After a fortnight of slight fever and inflammation, the Englishman
recovered coherence and thanked the Chaplain and his wife, and
Lispeth--especially Lispeth--for their kindness. He was a
traveller in the East, he said--they never talked about "globe-
trotters" in those days, when the P. & O. fleet was young and
small--and had come from Dehra Dun to hunt for plants and
butterflies among the Simla hills. No one at Simla, therefore,
knew anything about him. He fancied he must have fallen over the
cliff while stalking a fern on a rotten tree-trunk, and that his
coolies must have stolen his baggage and fled. He thought he would
go back to Simla when he was a little stronger. He desired no more
mountaineering.
He made small haste to go away, and recovered his strength slowly.
Lispeth objected to being advised either by the Chaplain or his
wife; so the latter spoke to the Englishman, and told him how
matters stood in Lispeth's heart. He laughed a good deal, and said
it was very pretty and romantic, a perfect idyl of the Himalayas;
but, as he was engaged to a girl at Home, he fancied that nothing
would happen. Certainly he would behave with discretion. He did
that. Still he found it very pleasant to talk to Lispeth, and walk
with Lispeth, and say nice things to her, and call her pet names
while he was getting strong enough to go away. It meant nothing at
all to him, and everything in the world to Lispeth. She was very
happy while the fortnight lasted, because she had found a man to
love.
Being a savage by birth, she took no trouble to hide her feelings,
and the Englishman was amused. When he went away, Lispeth walked
with him, up the Hill as far as Narkunda, very troubled and very
miserable. The Chaplain' s wife, being a good Christian and
disliking anything in the shape of fuss or scandal--Lispeth was
beyond her management entirely--had told the Englishman to tell
Lispeth that he was coming back to marry her. "She is but a child,
you know, and, I fear, at heart a heathen," said the Chaplain's
wife. So all the twelve miles up the hill the Englishman, with his
arm around Lispeth's waist, was assuring the girl that he would
come back and marry her; and Lispeth made him promise over and over
again. She wept on the Narkunda Ridge till he had passed out of
sight along the Muttiani path.
Then she dried her tears and went in to Kotgarth again, and said to
the Chaplain's wife: "He will come back and marry me. He has gone
to his own people to tell them so." And the Chaplain's wife
soothed Lispeth and said: "He will come back." At the end of two
months, Lispeth grew impatient, and was told that the Englishman
had gone over the seas to England. She knew where England was,
because she had read little geography primers; but, of course, she
had no conception of the nature of the sea, being a Hill girl.

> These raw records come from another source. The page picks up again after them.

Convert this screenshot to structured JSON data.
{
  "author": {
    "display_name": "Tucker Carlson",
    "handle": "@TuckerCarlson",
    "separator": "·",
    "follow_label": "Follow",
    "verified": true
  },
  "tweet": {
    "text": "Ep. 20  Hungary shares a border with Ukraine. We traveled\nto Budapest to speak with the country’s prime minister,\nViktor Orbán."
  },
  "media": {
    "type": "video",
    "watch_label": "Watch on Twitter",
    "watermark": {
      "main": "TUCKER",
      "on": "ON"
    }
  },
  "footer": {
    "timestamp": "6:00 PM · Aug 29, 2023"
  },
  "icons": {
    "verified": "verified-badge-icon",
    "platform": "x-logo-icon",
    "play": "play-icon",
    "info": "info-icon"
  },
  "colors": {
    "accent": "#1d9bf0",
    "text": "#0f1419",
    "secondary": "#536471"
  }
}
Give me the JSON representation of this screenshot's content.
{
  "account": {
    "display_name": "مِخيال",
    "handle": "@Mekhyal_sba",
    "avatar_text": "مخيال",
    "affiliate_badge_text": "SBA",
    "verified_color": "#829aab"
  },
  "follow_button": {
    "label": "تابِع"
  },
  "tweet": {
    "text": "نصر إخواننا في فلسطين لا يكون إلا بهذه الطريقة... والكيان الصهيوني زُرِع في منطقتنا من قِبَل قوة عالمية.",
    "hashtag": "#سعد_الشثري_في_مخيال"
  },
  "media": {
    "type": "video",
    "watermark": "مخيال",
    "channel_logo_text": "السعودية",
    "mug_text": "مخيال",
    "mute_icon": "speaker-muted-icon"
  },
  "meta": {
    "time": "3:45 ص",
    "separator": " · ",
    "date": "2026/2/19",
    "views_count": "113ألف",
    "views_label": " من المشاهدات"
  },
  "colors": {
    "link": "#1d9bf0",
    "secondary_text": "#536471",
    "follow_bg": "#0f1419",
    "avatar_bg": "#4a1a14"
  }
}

There was an old puzzle-map of the World in the House. Lispeth had
played with it when she was a child. She unearthed it again, and
put it together of evenings, and cried to herself, and tried to
imagine where her Englishman was. As she had no ideas of distance
or steamboats, her notions were somewhat erroneous. It would not
have made the least difference had she been perfectly correct; for
the Englishman had no intention of coming back to marry a Hill
girl. He forgot all about her by the time he was butterfly-hunting
in Assam. He wrote a book on the East afterwards. Lispeth's name
did not appear.
At the end of three months, Lispeth made daily pilgrimage to
Narkunda to see if her Englishman was coming along the road. It
gave her comfort, and the Chaplain's wife, finding her happier,
thought that she was getting over her "barbarous and most
indelicate folly." A little later the walks ceased to help Lispeth
and her temper grew very bad. The Chaplain's wife thought this a
profitable time to let her know the real state of affairs--that the
Englishman had only promised his love to keep her quiet--that he
had never meant anything, and that it was "wrong and improper" of
Lispeth to think of marriage with an Englishman, who was of a
superior clay, besides being promised in marriage to a girl of his
own people. Lispeth said that all this was clearly impossible,
because he had said he loved her, and the Chaplain's wife had, with
her own lips, asserted that the Englishman was coming back.
"How can what he and you said be untrue?" asked Lispeth.
"We said it as an excuse to keep you quiet, child," said the
Chaplain's wife.
"Then you have lied to me," said Lispeth, "you and he?"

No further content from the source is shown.